UniGuide is an award-winning project of UMHackathon2026, an intelligent workflow assistant built on Z.AI GLM, designed specifically for university administrative scenarios. It addresses the pain points of fragmented and low-efficiency administrative processes in universities, enabling an end-to-end closed loop from natural language instructions to automated execution, and deeply integrating the comprehension capabilities of large language models with structured data from university administrative systems.

## Project Background: Pain Points of University Administrative Automation

University administrative processes involve multiple departments, complex approval chains, and tedious form filling. When handling affairs, students need to repeatedly switch between different systems, which is time-consuming and error-prone.

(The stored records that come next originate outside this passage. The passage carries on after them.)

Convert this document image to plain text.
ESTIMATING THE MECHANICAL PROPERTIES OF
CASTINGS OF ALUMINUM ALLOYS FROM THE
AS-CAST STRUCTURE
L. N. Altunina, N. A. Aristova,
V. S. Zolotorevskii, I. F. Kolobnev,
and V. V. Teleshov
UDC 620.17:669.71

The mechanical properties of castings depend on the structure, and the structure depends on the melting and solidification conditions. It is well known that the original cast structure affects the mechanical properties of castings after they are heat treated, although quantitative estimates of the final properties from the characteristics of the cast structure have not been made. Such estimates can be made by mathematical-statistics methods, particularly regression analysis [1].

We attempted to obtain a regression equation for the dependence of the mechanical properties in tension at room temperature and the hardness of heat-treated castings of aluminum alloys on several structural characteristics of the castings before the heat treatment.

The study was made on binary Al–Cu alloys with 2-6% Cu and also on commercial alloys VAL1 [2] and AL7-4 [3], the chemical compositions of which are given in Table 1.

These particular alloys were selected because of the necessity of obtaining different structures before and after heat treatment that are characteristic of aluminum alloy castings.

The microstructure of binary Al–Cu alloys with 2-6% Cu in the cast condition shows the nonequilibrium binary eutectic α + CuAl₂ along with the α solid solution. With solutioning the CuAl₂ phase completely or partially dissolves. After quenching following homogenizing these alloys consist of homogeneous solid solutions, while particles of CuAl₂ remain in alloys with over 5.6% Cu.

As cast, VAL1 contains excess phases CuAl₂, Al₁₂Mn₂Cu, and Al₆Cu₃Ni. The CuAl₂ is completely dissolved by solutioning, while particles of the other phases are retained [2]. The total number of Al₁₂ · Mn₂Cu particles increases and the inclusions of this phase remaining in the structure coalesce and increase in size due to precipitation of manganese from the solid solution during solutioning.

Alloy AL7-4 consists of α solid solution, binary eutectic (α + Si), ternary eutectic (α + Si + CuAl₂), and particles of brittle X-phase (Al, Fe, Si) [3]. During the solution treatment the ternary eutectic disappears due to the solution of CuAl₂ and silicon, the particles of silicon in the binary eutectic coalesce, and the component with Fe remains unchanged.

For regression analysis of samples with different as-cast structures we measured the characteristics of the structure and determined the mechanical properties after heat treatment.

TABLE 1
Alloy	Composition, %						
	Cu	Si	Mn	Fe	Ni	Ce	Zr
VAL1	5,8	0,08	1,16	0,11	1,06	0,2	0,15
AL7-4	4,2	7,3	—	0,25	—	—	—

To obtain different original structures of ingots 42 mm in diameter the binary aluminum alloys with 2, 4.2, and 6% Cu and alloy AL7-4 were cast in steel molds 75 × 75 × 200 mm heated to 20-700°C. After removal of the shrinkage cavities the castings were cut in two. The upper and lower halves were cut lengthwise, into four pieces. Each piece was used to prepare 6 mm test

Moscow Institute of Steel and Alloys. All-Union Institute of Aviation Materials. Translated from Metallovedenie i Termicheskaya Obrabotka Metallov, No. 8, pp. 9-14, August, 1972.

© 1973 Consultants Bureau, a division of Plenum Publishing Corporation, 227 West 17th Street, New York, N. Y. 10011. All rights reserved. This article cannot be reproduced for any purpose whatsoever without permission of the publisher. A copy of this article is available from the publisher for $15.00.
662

As an award-winning work, UniGuide targets this pain point, exploring the implementation of AI in vertical scenarios by combining large language models with university administrative system data.

## Core Technical Architecture: Three-Layer Design Enables End-to-End Automation

Based on the Z.AI GLM large model and adopting the Agentic Workflow concept, the core three-layer architecture is as follows:

**Natural Language Understanding Layer**: GLM parses natural language instructions, identifies intents and extracts parameters, and maps to business processes;
**Workflow Orchestration Layer**: Built-in predefined workflow templates covering common administrative scenarios at UM, including atomic operations like form filling and file upload;
**System Integration Layer**: Integrates academic affairs, financial systems, and email services via APIs to achieve true end-to-end automation.

## Practical Application Scenarios: Typical Use Cases and Efficiency Improvement

UniGuide covers multiple university administrative scenarios:

**Transcript Application**: When a student states their needs, the system automatically completes form filling, address selection, payment, and progress tracking, reducing the time from 30 minutes to 3 minutes;
**Scholarship Management**: Integrates project information, intelligently reminds users to prepare materials and assists in submission;
**Student Status Affairs**: Handles leave of absence, resumption of studies, major transfer, etc., generates a document list to guide steps and avoid omissions.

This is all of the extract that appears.